In a statement released by MIT, Lander called the appointment both an honor and a responsibility to serve the nation.

“I can’t think of a time when the problems and challenges facing the country—environment and energy, health care, education—had more to do with science and technology than they do today,” he said.

Lander will co-chair the advisory group on a part-time basis and continue as director of the Broad Institute, according to the statement. He did not return requests for comment early last week.

Lander is best known as a leading contributor to the Human Genome Project, a collaborative effort among scientists around the world to fully document the genetic makeup of a human being.

Lander’s role in the project catapulted him to scientific prominence, even earning him a spot on Time Magazine’s list of the 100 most influential people of our time in 2004. The same year, he launched the Broad Institute to find applications for the new wealth of genetic data he helped obtain.

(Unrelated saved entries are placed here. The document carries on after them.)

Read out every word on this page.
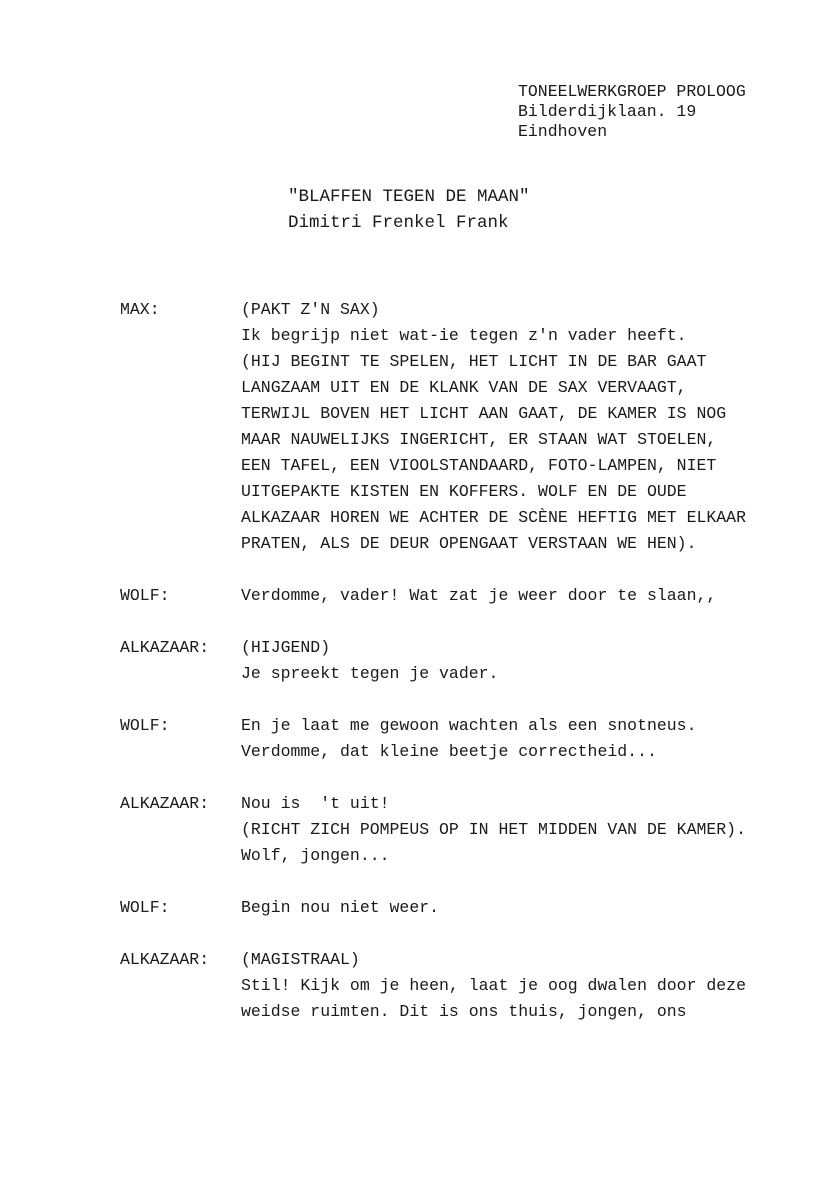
TONEELWERKGROEP PROLOOG
Bilderdijklaan. 19
Eindhoven
"BLAFFEN TEGEN DE MAAN"
Dimitri Frenkel Frank
MAX:	(PAKT Z'N SAX)
Ik begrijp niet wat-ie tegen z'n vader heeft.
(HIJ BEGINT TE SPELEN, HET LICHT IN DE BAR GAAT
LANGZAAM UIT EN DE KLANK VAN DE SAX VERVAAGT,
TERWIJL BOVEN HET LICHT AAN GAAT, DE KAMER IS NOG
MAAR NAUWELIJKS INGERICHT, ER STAAN WAT STOELEN,
EEN TAFEL, EEN VIOOLSTANDAARD, FOTO-LAMPEN, NIET
UITGEPAKTE KISTEN EN KOFFERS. WOLF EN DE OUDE
ALKAZAAR HOREN WE ACHTER DE SCÈNE HEFTIG MET ELKAAR
PRATEN, ALS DE DEUR OPENGAAT VERSTAAN WE HEN).
WOLF:	Verdomme, vader! Wat zat je weer door te slaan,,
ALKAZAAR:	(HIJGEND)
Je spreekt tegen je vader.
WOLF:	En je laat me gewoon wachten als een snotneus.
Verdomme, dat kleine beetje correctheid...
ALKAZAAR:	Nou is  't uit!
(RICHT ZICH POMPEUS OP IN HET MIDDEN VAN DE KAMER).
Wolf, jongen...
WOLF:	Begin nou niet weer.
ALKAZAAR:	(MAGISTRAAL)
Stil! Kijk om je heen, laat je oog dwalen door deze
weidse ruimten. Dit is ons thuis, jongen, ons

It remains to be seen what role Lander and his colleagues from academia will play in the policy-making process though in their advisory positions. According to Harvard Kennedy School professor Sheila Jasanoff, Lander is more likely to be called upon to discuss scientific priorities or related controversies than to involve himself in day-to-day decision-making.

“The president cannot be expected to know what the opportunities and risks are at the cutting edges or moving frontiers in whole areas like genomics, biomedicine, or climate,” Jasanoff said. “These advisers are in the position to form his opinion and guide him on these issues.”

But the mere appointment of renowned scientists to advisory posts early in the transition process signals a change in the executive branch’s attitude toward science from the previous administration, she said. To a large extent, their presence is meant to reassure the country that policymakers at the highest level will value scientific expertise when deciding how to address climate change and genetic research.

“These are very important questions,” Jasanoff said, “and the President will be a phone call away from people who are well-positioned to answer them.”